School of Environmental Science and Engineering, Sun Yat-sen University, Guangzhou, 510275, China; Guangdong Provincial Key Lab of Environmental Pollution and Remediation Technology, Guangzhou, 510275, China; Shenzhen Research Institute, Sun Yat-sen University, Shenzhen, 518057, China.
Chemosphere. 2018 Nov;211:1035-1042. doi: 10.1016/j.chemosphere.2018.07.088. Epub 2018 Jul 23.
A two stage multi-fraction 1-order kinetic model was established herein, which incorporates Cd species distribution in the contaminated site, chelate dosage and washing time, and two distinct extraction mechanisms are also emphasized there. The model was found to successfully simulate the experimental data of Cd extraction by EDTA; with the obtained parameters, we also got a similarly good agreement in other two Cd-contaminated soils. All normalized root-mean-square error, the index of agreement and modeling efficiency values showed that this model can be used to predict Cd kinetic extraction process in different types of soils with an excellent validity. Both simulated and experimental results indicate that a greater EDTA dosage reasonably leads to a higher Cd extraction efficiency and a faster extraction by the direct EDTA-complex. Different Cd species also show different extraction behavior. Part of Cd species associated with Fe/Mn hydro(oxides) (FeMnOx) become destabilized by slow EDTA-promoted dissolution but not yet detached, leading to an apparently high removal efficiency of Cd in FeMnOx fraction dependent on EDTA dosage. While the removal of exchangeable Cd and carbonates (EXCH+CARB) seemed unchanged with the EDTA dosage, due to the transformation of the undetached Cd in FeMnOx fractions. However, an extreme dosage (i.e. molar ratio of EDTA to metal equal to 20 herein) may accelerate the detachment of these destabilized Cd species, resulting in a substantially high extraction efficiency of EXCH+CARB fraction.

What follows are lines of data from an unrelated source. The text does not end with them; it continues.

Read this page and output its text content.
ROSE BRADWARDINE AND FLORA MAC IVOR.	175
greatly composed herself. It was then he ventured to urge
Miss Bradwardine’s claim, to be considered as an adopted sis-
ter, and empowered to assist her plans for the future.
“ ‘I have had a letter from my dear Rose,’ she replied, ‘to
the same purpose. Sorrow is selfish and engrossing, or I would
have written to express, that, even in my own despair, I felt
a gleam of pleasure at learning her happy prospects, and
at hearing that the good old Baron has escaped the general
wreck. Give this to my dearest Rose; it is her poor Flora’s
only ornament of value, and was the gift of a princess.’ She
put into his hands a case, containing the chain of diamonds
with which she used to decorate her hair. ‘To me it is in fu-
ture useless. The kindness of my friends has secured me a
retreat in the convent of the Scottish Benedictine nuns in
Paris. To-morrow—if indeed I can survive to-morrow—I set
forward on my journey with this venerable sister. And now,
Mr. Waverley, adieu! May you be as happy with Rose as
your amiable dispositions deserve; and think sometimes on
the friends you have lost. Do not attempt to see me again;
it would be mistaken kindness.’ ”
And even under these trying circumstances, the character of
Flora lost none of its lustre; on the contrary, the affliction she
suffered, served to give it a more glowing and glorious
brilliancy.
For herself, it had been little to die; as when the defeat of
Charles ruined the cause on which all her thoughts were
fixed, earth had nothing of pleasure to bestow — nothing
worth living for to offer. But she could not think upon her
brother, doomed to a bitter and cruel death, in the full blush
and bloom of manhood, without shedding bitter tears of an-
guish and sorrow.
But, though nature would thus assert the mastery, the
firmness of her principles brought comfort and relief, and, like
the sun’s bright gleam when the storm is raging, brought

本文建立了一个两阶段多分数 1 阶动力学模型,该模型结合了污染场地中 Cd 物种的分布、螯合剂用量和洗涤时间,还强调了两种不同的提取机制。该模型成功地模拟了 EDTA 提取 Cd 的实验数据;通过获得的参数,我们在另外两种 Cd 污染土壤中也得到了类似的良好拟合。所有归一化均方根误差、一致性指数和模型效率值均表明,该模型可用于预测不同类型土壤中 Cd 动力学提取过程,具有很好的有效性。模拟和实验结果均表明,更大的 EDTA 用量会导致更高的 Cd 提取效率和更快的直接 EDTA 配合物提取。不同的 Cd 物种也表现出不同的提取行为。一部分与 Fe/Mn 氢氧化物(FeMnOx)结合的 Cd 物种由于缓慢的 EDTA 促进溶解而变得不稳定,但尚未脱离,导致 FeMnOx 部分中 Cd 的去除效率明显较高,这取决于 EDTA 用量。而可交换态 Cd 和碳酸盐(EXCH+CARB)的去除似乎不受 EDTA 用量的影响,这是由于 FeMnOx 部分中未脱离的 Cd 发生了转化。然而,极端的用量(即本文中 EDTA 与金属的摩尔比等于 20)可能会加速这些不稳定 Cd 物种的脱离,从而导致 EXCH+CARB 部分的提取效率大幅提高。